Fortune favoured Ragna, or at least had for her that ambiguous smile, which for the time being, promises a smoothing of the way, but which, retrospectively, seems but an ironic mask. "Here is the way open before you," says Fate; but the path leads but to the deeper intricacies of the labyrinth, from which we would fain escape.

Fru Bjork received a telegram, announcing the illness of Astrid's fiancé, and requesting their instant return.

Ragna was still in bed with a low fever, brought on by the shock and subsequent extreme nervous tension, resulting from her terrible discovery. Fru Bjork, poor woman, was in a quandary; she felt that she must take Astrid back to Christiania, while Dr. Ferrati positively forbade Ragna's undertaking the journey in her weak state of health, and gave his opinion, moreover, that several weeks must elapse before she might contemplate it. The good lady worried, and lost sleep at night, her fat rosy cheeks drooped in anxious curves, and her cap sat perpetually awry on her grey hair. She vacillated hopelessly, without arriving at any decision,—should she and Astrid stop on with Ragna, or should she bundle Ragna off with them, in defiance of Dr. Ferrati's orders? Astrid grew pale, and talked of setting off alone.
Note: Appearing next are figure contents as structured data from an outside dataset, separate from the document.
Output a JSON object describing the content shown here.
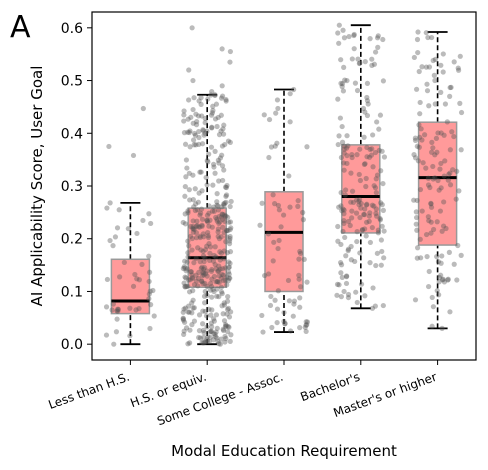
{
  "panel_label": "A",
  "colors": {
    "box_fill": "#ff9a9a",
    "box_edge": "#999999",
    "median": "#000000",
    "point": "#555555",
    "axis": "#000000"
  },
  "chart_data": {
    "type": "box",
    "title": "",
    "xlabel": "Modal Education Requirement",
    "ylabel": "AI Applicability Score, User Goal",
    "ylim": [
      -0.03,
      0.63
    ],
    "yticks": [
      0.0,
      0.1,
      0.2,
      0.3,
      0.4,
      0.5,
      0.6
    ],
    "ytick_labels": [
      "0.0",
      "0.1",
      "0.2",
      "0.3",
      "0.4",
      "0.5",
      "0.6"
    ],
    "grid": false,
    "overlay": "jittered scatter points",
    "categories": [
      "Less than H.S.",
      "H.S. or equiv.",
      "Some College - Assoc.",
      "Bachelor's",
      "Master's or higher"
    ],
    "boxes": [
      {
        "category": "Less than H.S.",
        "whisker_low": 0.0,
        "q1": 0.058,
        "median": 0.082,
        "q3": 0.161,
        "whisker_high": 0.268,
        "outliers": [
          0.358,
          0.375,
          0.447
        ],
        "n_points": 45
      },
      {
        "category": "H.S. or equiv.",
        "whisker_low": 0.0,
        "q1": 0.108,
        "median": 0.164,
        "q3": 0.258,
        "whisker_high": 0.473,
        "outliers": [
          0.479,
          0.49,
          0.5,
          0.52,
          0.535,
          0.555,
          0.56,
          0.6
        ],
        "n_points": 420
      },
      {
        "category": "Some College - Assoc.",
        "whisker_low": 0.023,
        "q1": 0.1,
        "median": 0.212,
        "q3": 0.289,
        "whisker_high": 0.483,
        "outliers": [],
        "n_points": 70
      },
      {
        "category": "Bachelor's",
        "whisker_low": 0.068,
        "q1": 0.211,
        "median": 0.28,
        "q3": 0.378,
        "whisker_high": 0.605,
        "outliers": [],
        "n_points": 190
      },
      {
        "category": "Master's or higher",
        "whisker_low": 0.03,
        "q1": 0.188,
        "median": 0.316,
        "q3": 0.421,
        "whisker_high": 0.592,
        "outliers": [],
        "n_points": 140
      }
    ]
  }
}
At this juncture, the Signora Ferrati stepped in, offering to receive Ragna into her care, and take her back to Florence, where she should remain under the Doctor's eye until he should declare her fit to travel. Fru Bjork, although loath to leave the girl, finally agreed to the arrangement,—indeed, there was nothing else to be done,—and with a heavy heart, set about her preparations for the return journey.

"I don't like it," she kept repeating to Astrid. "I don't like it at all. Something tells me that I should not leave Ragna behind. How shall I explain it to Gitta Boyesen?"